Path: utzoo!utgpu!jarvis.csri.toronto.edu!mailrus!uunet!crdgw1!CRD.GE.COM
From: oconnordm@CRD.GE.COM (Dennis M. O'Connor)
Newsgroups: comp.arch
Subject: Re: CISC Silent Spring
Message-ID: <5182@crdgw1.crd.ge.com>
Date: 9 Feb 90 15:35:34 GMT
References: <3300098@m.cs.uiuc.edu> <771@sce.carleton.ca> <35456@mips.mips.COM> <25cb6b65.702c@polyslo.CalPoly.EDU> <7826@pt.cs.cmu.edu> <3562@odin.SGI.COM> <35647@mips.mips.COM> <38462@apple.Apple.COM>
Sender: news@crdgw1.crd.ge.com
Reply-To: oconnordm@CRD.GE.COM (Dennis M. O'Connor)
Organization: GE Corporate R&D Center
Lines: 46
In-reply-to: baum@Apple.COM (Allen J. Baum)

baum@Apple (Allen J. Baum) writes:
] >CISCs may well take longer to design (or not), but the key issue is what
] >happens in the critical paths on the chip.  From past history (i.e., things
] >like 360/91), you can make any architecture go faster, but if not designed
] >for smooth pipelining, the complexity can get very high.
] 
] Bingo! I believe you've said something I believe strongly, and the
] crux is the "designed for smooth piplelining" phrase. I feel that this
] is really the major distinguishing feature between "RISC" & "CISC".

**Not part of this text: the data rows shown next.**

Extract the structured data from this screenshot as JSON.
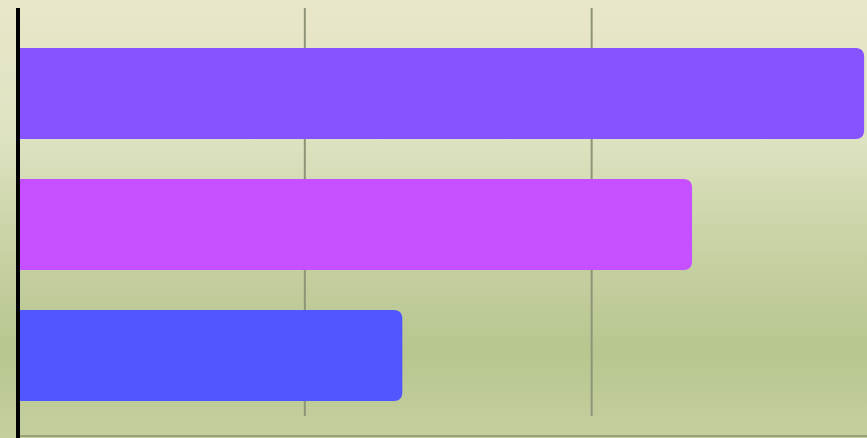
{
  "chart_data": {
    "type": "barh",
    "categories": [
      null,
      null,
      null
    ],
    "series": [
      {
        "values": [
          2.95,
          2.35,
          1.34
        ],
        "colors": [
          "#8752ff",
          "#c64fff",
          "#5157ff"
        ]
      }
    ],
    "xlim": [
      0,
      2.96
    ],
    "xticks": [
      1,
      2
    ],
    "grid": true
  }
}
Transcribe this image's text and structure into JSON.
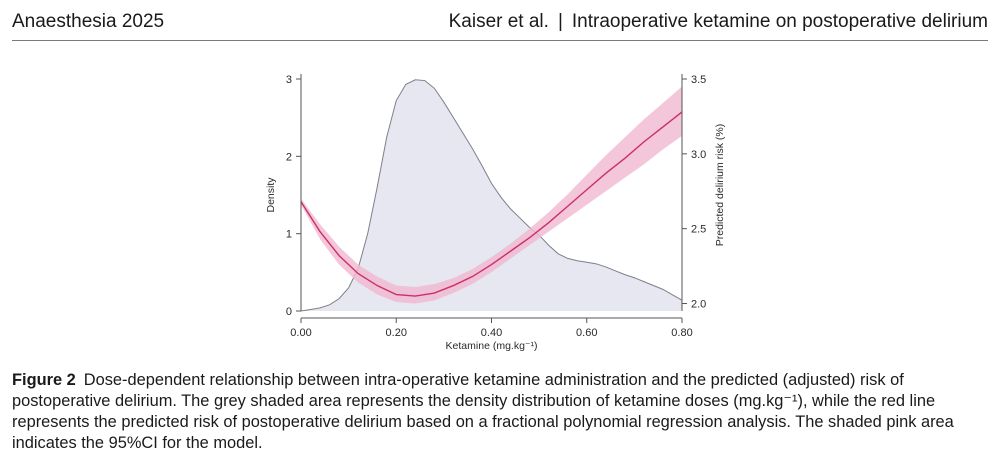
{
  "header": {
    "journal": "Anaesthesia 2025",
    "authors": "Kaiser et al.",
    "separator": "|",
    "short_title": "Intraoperative ketamine on postoperative delirium"
  },
  "chart_data": {
    "type": "area",
    "xlabel": "Ketamine (mg.kg⁻¹)",
    "ylabel_left": "Density",
    "ylabel_right": "Predicted delirium risk (%)",
    "xlim": [
      0,
      0.8
    ],
    "ylim_left": [
      0,
      3
    ],
    "ylim_right": [
      1.95,
      3.5
    ],
    "x_ticks": [
      "0.00",
      "0.20",
      "0.40",
      "0.60",
      "0.80"
    ],
    "y_left_ticks": [
      "0",
      "1",
      "2",
      "3"
    ],
    "y_right_ticks": [
      "2.0",
      "2.5",
      "3.0",
      "3.5"
    ],
    "colors": {
      "density_fill": "#e6e7f0",
      "density_line": "#7f7f8a",
      "risk_line": "#cc2f6a",
      "ci_fill": "#f1b8cf"
    },
    "density": {
      "x": [
        0.0,
        0.02,
        0.04,
        0.06,
        0.08,
        0.1,
        0.12,
        0.14,
        0.16,
        0.18,
        0.2,
        0.22,
        0.24,
        0.26,
        0.28,
        0.3,
        0.32,
        0.34,
        0.36,
        0.38,
        0.4,
        0.42,
        0.44,
        0.46,
        0.48,
        0.5,
        0.52,
        0.54,
        0.56,
        0.58,
        0.6,
        0.62,
        0.64,
        0.66,
        0.68,
        0.7,
        0.72,
        0.74,
        0.76,
        0.78,
        0.8
      ],
      "y": [
        0.0,
        0.02,
        0.04,
        0.08,
        0.16,
        0.3,
        0.55,
        1.0,
        1.6,
        2.25,
        2.72,
        2.93,
        2.99,
        2.98,
        2.88,
        2.7,
        2.5,
        2.3,
        2.1,
        1.88,
        1.65,
        1.47,
        1.32,
        1.2,
        1.08,
        0.98,
        0.85,
        0.74,
        0.68,
        0.65,
        0.63,
        0.61,
        0.57,
        0.52,
        0.47,
        0.43,
        0.38,
        0.33,
        0.28,
        0.21,
        0.14
      ]
    },
    "risk": {
      "x": [
        0.0,
        0.04,
        0.08,
        0.12,
        0.16,
        0.2,
        0.24,
        0.28,
        0.32,
        0.36,
        0.4,
        0.44,
        0.48,
        0.52,
        0.56,
        0.6,
        0.64,
        0.68,
        0.72,
        0.76,
        0.8
      ],
      "y": [
        2.68,
        2.48,
        2.32,
        2.2,
        2.12,
        2.06,
        2.05,
        2.07,
        2.12,
        2.18,
        2.26,
        2.35,
        2.44,
        2.54,
        2.65,
        2.76,
        2.87,
        2.97,
        3.08,
        3.18,
        3.28
      ],
      "ci_lower": [
        2.66,
        2.43,
        2.26,
        2.14,
        2.06,
        2.01,
        2.0,
        2.02,
        2.07,
        2.13,
        2.21,
        2.3,
        2.39,
        2.48,
        2.57,
        2.66,
        2.75,
        2.84,
        2.93,
        3.03,
        3.12
      ],
      "ci_upper": [
        2.7,
        2.53,
        2.38,
        2.26,
        2.18,
        2.12,
        2.11,
        2.13,
        2.17,
        2.23,
        2.31,
        2.4,
        2.5,
        2.61,
        2.73,
        2.86,
        2.99,
        3.11,
        3.23,
        3.34,
        3.45
      ]
    }
  },
  "caption": {
    "label": "Figure 2",
    "text": "Dose-dependent relationship between intra-operative ketamine administration and the predicted (adjusted) risk of postoperative delirium. The grey shaded area represents the density distribution of ketamine doses (mg.kg⁻¹), while the red line represents the predicted risk of postoperative delirium based on a fractional polynomial regression analysis. The shaded pink area indicates the 95%CI for the model."
  }
}
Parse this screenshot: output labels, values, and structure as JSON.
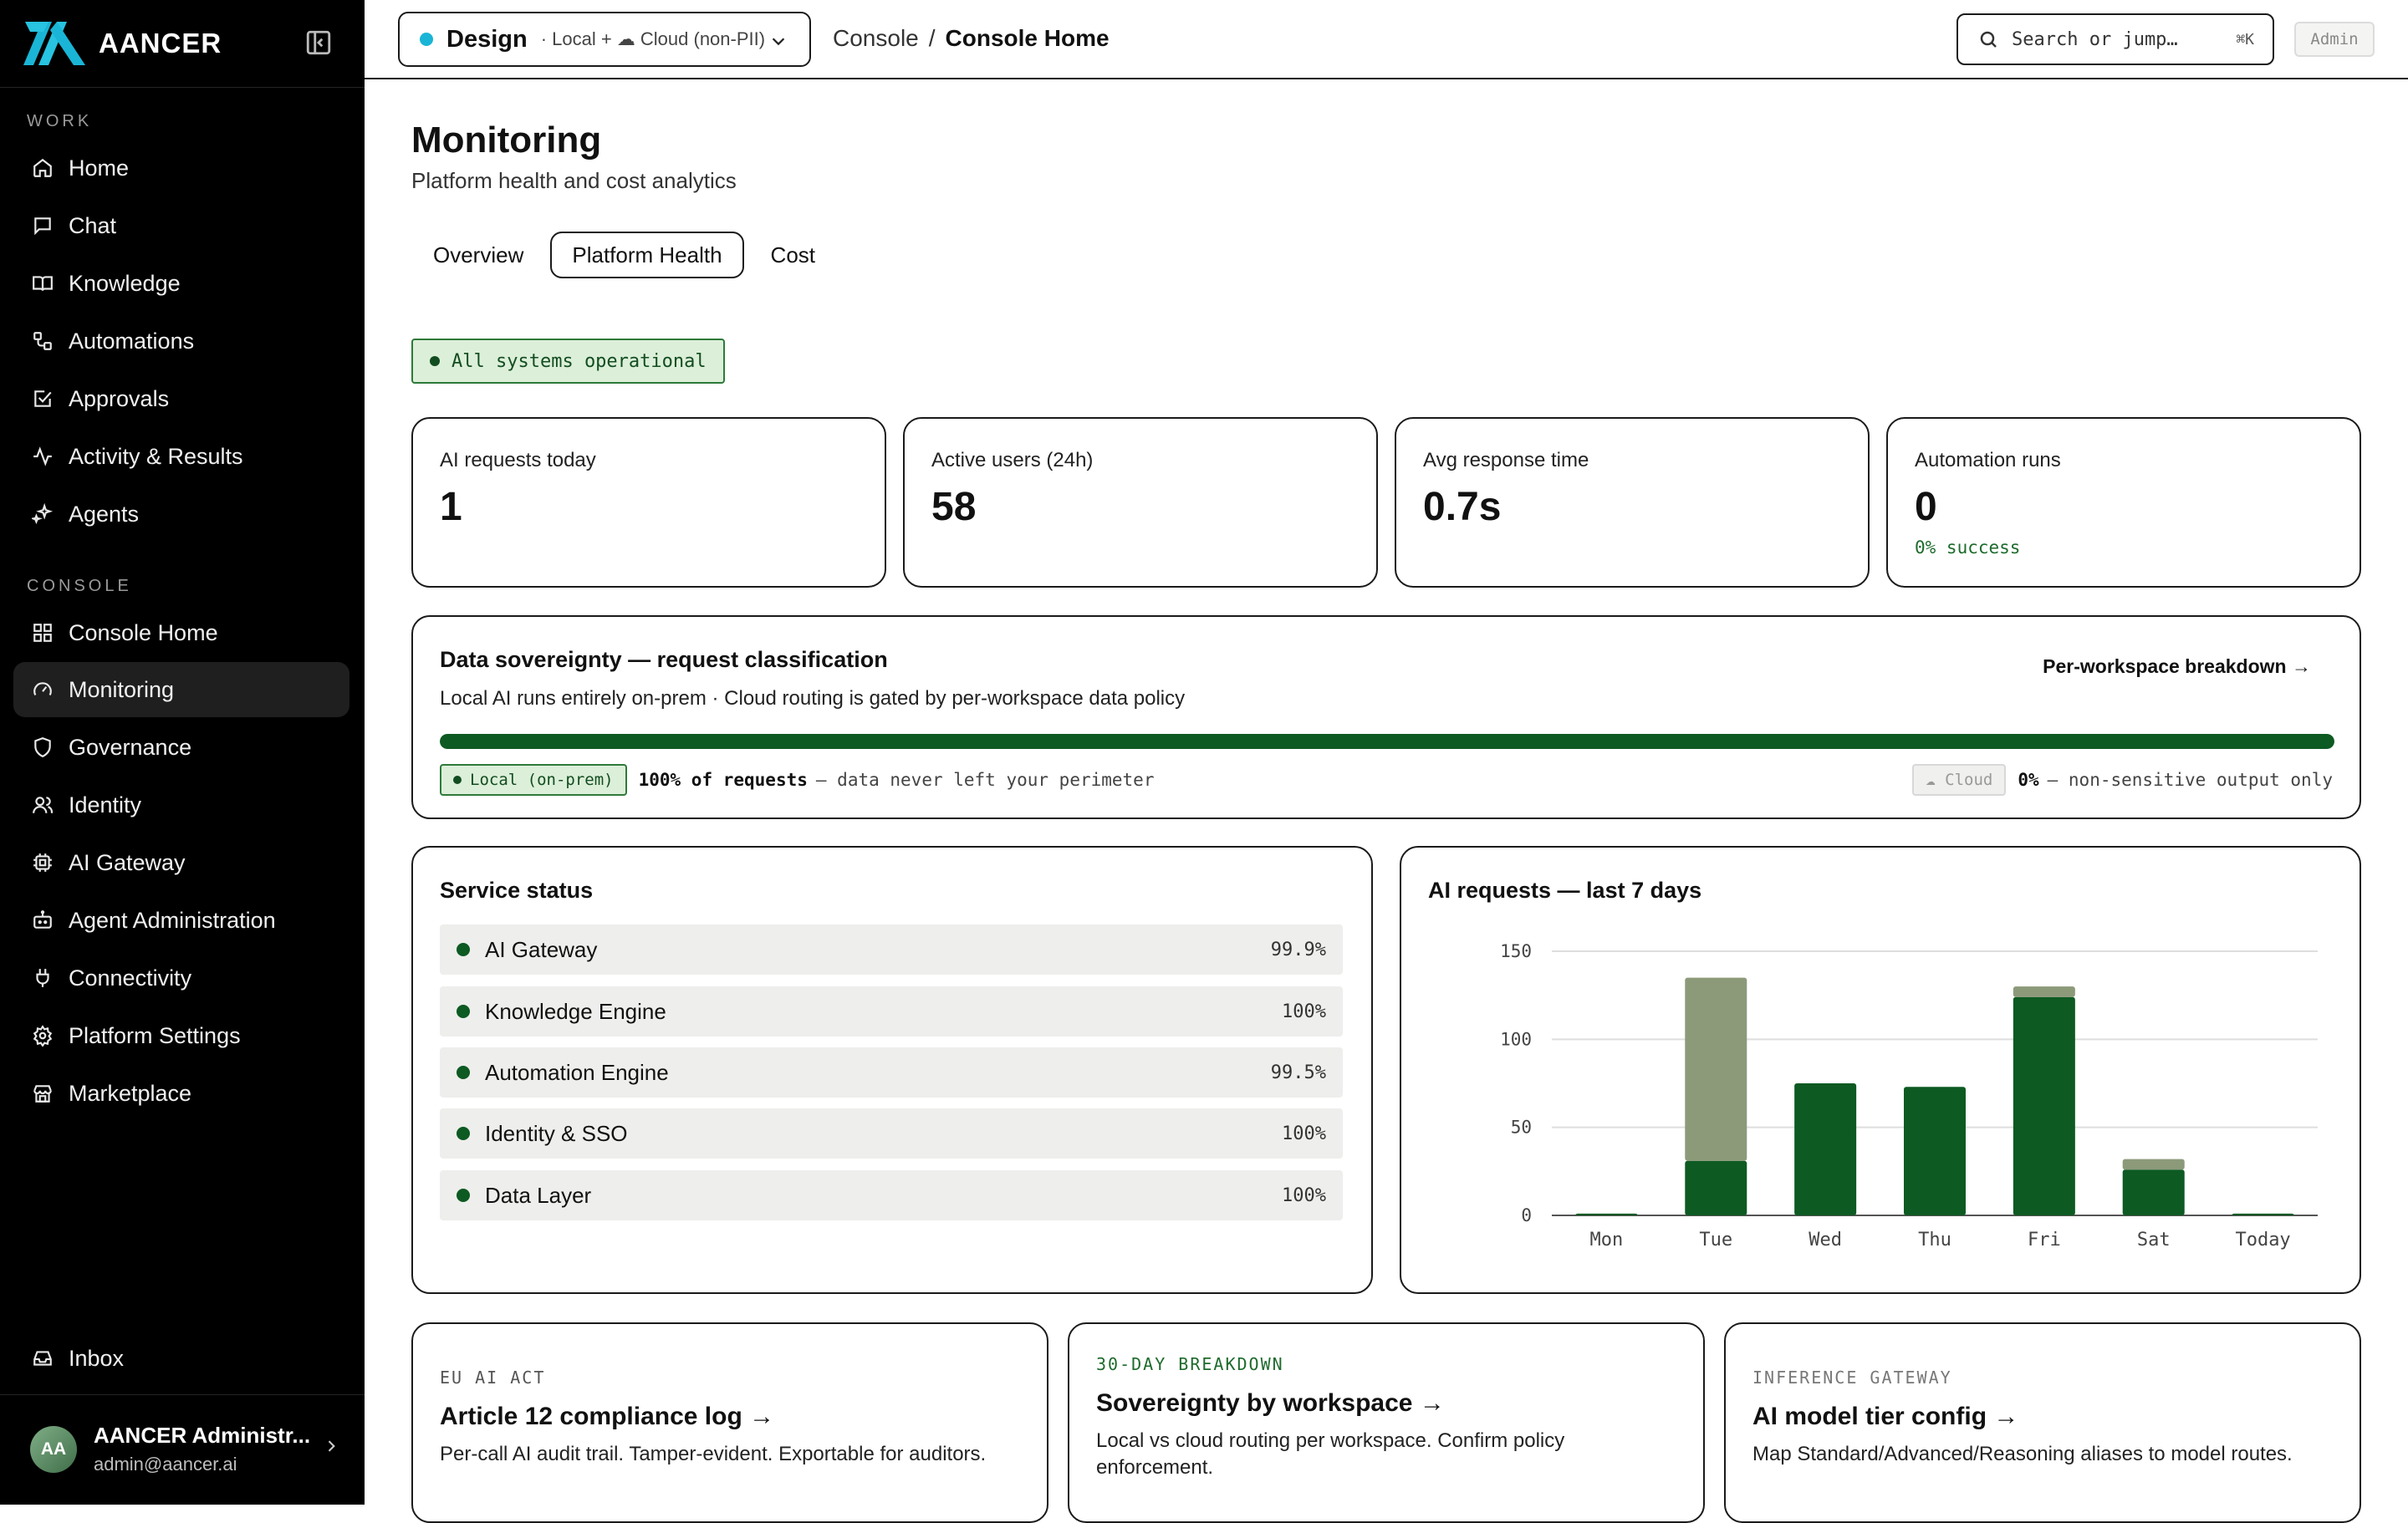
{
  "brand": {
    "name": "AANCER"
  },
  "sidebar": {
    "work_label": "WORK",
    "console_label": "CONSOLE",
    "work_items": [
      {
        "label": "Home",
        "icon": "home-icon"
      },
      {
        "label": "Chat",
        "icon": "chat-icon"
      },
      {
        "label": "Knowledge",
        "icon": "book-icon"
      },
      {
        "label": "Automations",
        "icon": "workflow-icon"
      },
      {
        "label": "Approvals",
        "icon": "checkbox-icon"
      },
      {
        "label": "Activity & Results",
        "icon": "activity-icon"
      },
      {
        "label": "Agents",
        "icon": "sparkle-icon"
      }
    ],
    "console_items": [
      {
        "label": "Console Home",
        "icon": "grid-icon"
      },
      {
        "label": "Monitoring",
        "icon": "gauge-icon",
        "active": true
      },
      {
        "label": "Governance",
        "icon": "shield-icon"
      },
      {
        "label": "Identity",
        "icon": "users-icon"
      },
      {
        "label": "AI Gateway",
        "icon": "chip-icon"
      },
      {
        "label": "Agent Administration",
        "icon": "bot-icon"
      },
      {
        "label": "Connectivity",
        "icon": "plug-icon"
      },
      {
        "label": "Platform Settings",
        "icon": "gear-icon"
      },
      {
        "label": "Marketplace",
        "icon": "store-icon"
      }
    ],
    "inbox_label": "Inbox",
    "user": {
      "initials": "AA",
      "name": "AANCER Administr...",
      "email": "admin@aancer.ai"
    }
  },
  "topbar": {
    "workspace": {
      "name": "Design",
      "sub": "· Local + ☁ Cloud (non-PII)",
      "dot_color": "#1ab5d6"
    },
    "breadcrumb": {
      "root": "Console",
      "sep": "/",
      "current": "Console Home"
    },
    "search": {
      "placeholder": "Search or jump…",
      "shortcut": "⌘K"
    },
    "role_badge": "Admin"
  },
  "page": {
    "title": "Monitoring",
    "subtitle": "Platform health and cost analytics",
    "tabs": [
      "Overview",
      "Platform Health",
      "Cost"
    ],
    "active_tab": "Platform Health",
    "status": "All systems operational"
  },
  "kpis": [
    {
      "label": "AI requests today",
      "value": "1"
    },
    {
      "label": "Active users (24h)",
      "value": "58"
    },
    {
      "label": "Avg response time",
      "value": "0.7s"
    },
    {
      "label": "Automation runs",
      "value": "0",
      "sub": "0% success"
    }
  ],
  "sovereignty": {
    "title": "Data sovereignty — request classification",
    "link": "Per-workspace breakdown →",
    "description": "Local AI runs entirely on-prem · Cloud routing is gated by per-workspace data policy",
    "local_share": 1.0,
    "local_chip": "Local (on-prem)",
    "local_value": "100% of requests",
    "local_note": "— data never left your perimeter",
    "cloud_chip": "☁ Cloud",
    "cloud_value": "0%",
    "cloud_note": "— non-sensitive output only"
  },
  "services": {
    "title": "Service status",
    "items": [
      {
        "name": "AI Gateway",
        "uptime": "99.9%"
      },
      {
        "name": "Knowledge Engine",
        "uptime": "100%"
      },
      {
        "name": "Automation Engine",
        "uptime": "99.5%"
      },
      {
        "name": "Identity & SSO",
        "uptime": "100%"
      },
      {
        "name": "Data Layer",
        "uptime": "100%"
      }
    ]
  },
  "chart_data": {
    "type": "bar",
    "title": "AI requests — last 7 days",
    "categories": [
      "Mon",
      "Tue",
      "Wed",
      "Thu",
      "Fri",
      "Sat",
      "Today"
    ],
    "series": [
      {
        "values": [
          1,
          31,
          75,
          73,
          124,
          26,
          1
        ],
        "color": "#0d5a22"
      },
      {
        "values": [
          0,
          104,
          0,
          0,
          6,
          6,
          0
        ],
        "color": "#8c9a7a"
      }
    ],
    "stacked": true,
    "yticks": [
      0,
      50,
      100,
      150
    ],
    "ylim": [
      0,
      150
    ],
    "grid": true
  },
  "link_cards": [
    {
      "eyebrow": "EU AI ACT",
      "eyebrow_color": "#555",
      "title": "Article 12 compliance log →",
      "desc": "Per-call AI audit trail. Tamper-evident. Exportable for auditors."
    },
    {
      "eyebrow": "30-DAY BREAKDOWN",
      "eyebrow_color": "#1e6b2c",
      "title": "Sovereignty by workspace →",
      "desc": "Local vs cloud routing per workspace. Confirm policy enforcement."
    },
    {
      "eyebrow": "INFERENCE GATEWAY",
      "eyebrow_color": "#777",
      "title": "AI model tier config →",
      "desc": "Map Standard/Advanced/Reasoning aliases to model routes."
    }
  ]
}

A major illustrative example of this was the MCF architecture, developed by
the military when DEC refused to license the VAX architecture to MIL-SPEC
computer manufacturers. ( MCF was known as Nebula, also )

MCF was very similar to a VAX, but more so. It had recursive addresing
modes, for instance : you could, in a single addres specification,
specify something like ( M[x] = contents of memory location x )

[offset + M[ offset + M[ offset + M[ offset + register ] ] ] ]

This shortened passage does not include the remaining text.